Once overlooked, the garden is now pleasingly secluded, allowing its owners to relax and potter in privacy. Designed as a low-maintenance gravel garden, the gravel acts as a mulch to suppress weeds and reduce the need for irrigation. The plant selections combine year-round interest in form, colour and texture, with gentle seasonal transitions to create the desired relaxing space.
8 key plants in this suburban gravel garden
Scallop-edged foliage contributes to the layers of green in this garden, while the yellow-green flowers add a subtle lift to the planting. 60cm x 75cm. AGM*.
Thymus serpyllum ‘Pink Chintz’
This evergreen ground cover adds drifts of pink in early summer and softens the lines of the limestone paving. The flowers are edible, and pretty in salads and drinks. 10cm x 50cm. AGM.
The fine, frond-like foliage and white umbels bring variation in texture and form, while the claret-tinted stems echo the colours at play in this garden. 1.2m x 90cm. AGM.

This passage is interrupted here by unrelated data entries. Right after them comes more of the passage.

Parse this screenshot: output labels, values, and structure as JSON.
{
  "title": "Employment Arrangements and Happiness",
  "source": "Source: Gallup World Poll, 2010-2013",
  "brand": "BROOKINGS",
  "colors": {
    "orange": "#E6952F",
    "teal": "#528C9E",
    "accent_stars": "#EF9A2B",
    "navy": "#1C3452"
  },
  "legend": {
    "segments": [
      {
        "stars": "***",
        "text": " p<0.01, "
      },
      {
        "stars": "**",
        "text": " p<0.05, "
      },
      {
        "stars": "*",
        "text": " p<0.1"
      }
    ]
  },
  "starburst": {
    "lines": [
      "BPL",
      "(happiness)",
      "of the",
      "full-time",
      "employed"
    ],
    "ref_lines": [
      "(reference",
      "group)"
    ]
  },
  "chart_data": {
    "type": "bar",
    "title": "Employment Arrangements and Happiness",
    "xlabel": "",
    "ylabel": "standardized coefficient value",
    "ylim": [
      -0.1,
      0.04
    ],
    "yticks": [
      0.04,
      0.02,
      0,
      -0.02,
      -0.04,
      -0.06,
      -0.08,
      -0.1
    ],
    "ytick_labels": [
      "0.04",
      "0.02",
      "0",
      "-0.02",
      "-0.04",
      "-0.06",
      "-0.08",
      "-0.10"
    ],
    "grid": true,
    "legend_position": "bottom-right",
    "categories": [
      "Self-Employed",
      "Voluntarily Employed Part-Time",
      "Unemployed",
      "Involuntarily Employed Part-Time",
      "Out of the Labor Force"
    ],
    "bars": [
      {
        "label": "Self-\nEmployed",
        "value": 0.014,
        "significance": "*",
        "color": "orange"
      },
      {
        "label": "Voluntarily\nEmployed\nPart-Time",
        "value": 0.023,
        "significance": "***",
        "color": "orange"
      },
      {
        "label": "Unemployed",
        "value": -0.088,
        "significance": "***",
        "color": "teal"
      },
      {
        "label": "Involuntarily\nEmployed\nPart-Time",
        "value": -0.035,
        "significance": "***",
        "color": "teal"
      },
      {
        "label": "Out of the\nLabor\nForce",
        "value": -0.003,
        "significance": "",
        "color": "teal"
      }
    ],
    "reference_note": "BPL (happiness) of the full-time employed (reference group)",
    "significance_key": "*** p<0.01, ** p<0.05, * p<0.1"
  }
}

Oenothera lindheimeri ‘Whirling Butterflies’
A short-lived perennial worth including for the long flowering season of hazy spires of pink-white flowers. 75cm x 50cm.
Salvia nemorosa ‘Caradonna’
A compact, bee-friendly plant that thrives in a sunny gravel garden. Drifts of purple racemes provide a contrasting form within the planting scheme here. 50cm x 30cm. AGM.
Pinus mugo ‘Mops’
Provides evergreen structure within the naturalistic planting. 4m x 8m. AGM.
Semi-evergreen grass with long-lasting, silver-white panicles and beautiful autumn colour. 50cm x 50cm. AGM.
A low-lying plant with glaucous leaves and acid-yellow flowers in spring and early summer. 15cm x 30cm. AGM.
*Holds an Award of Garden Merit from the Royal Horticultural Society.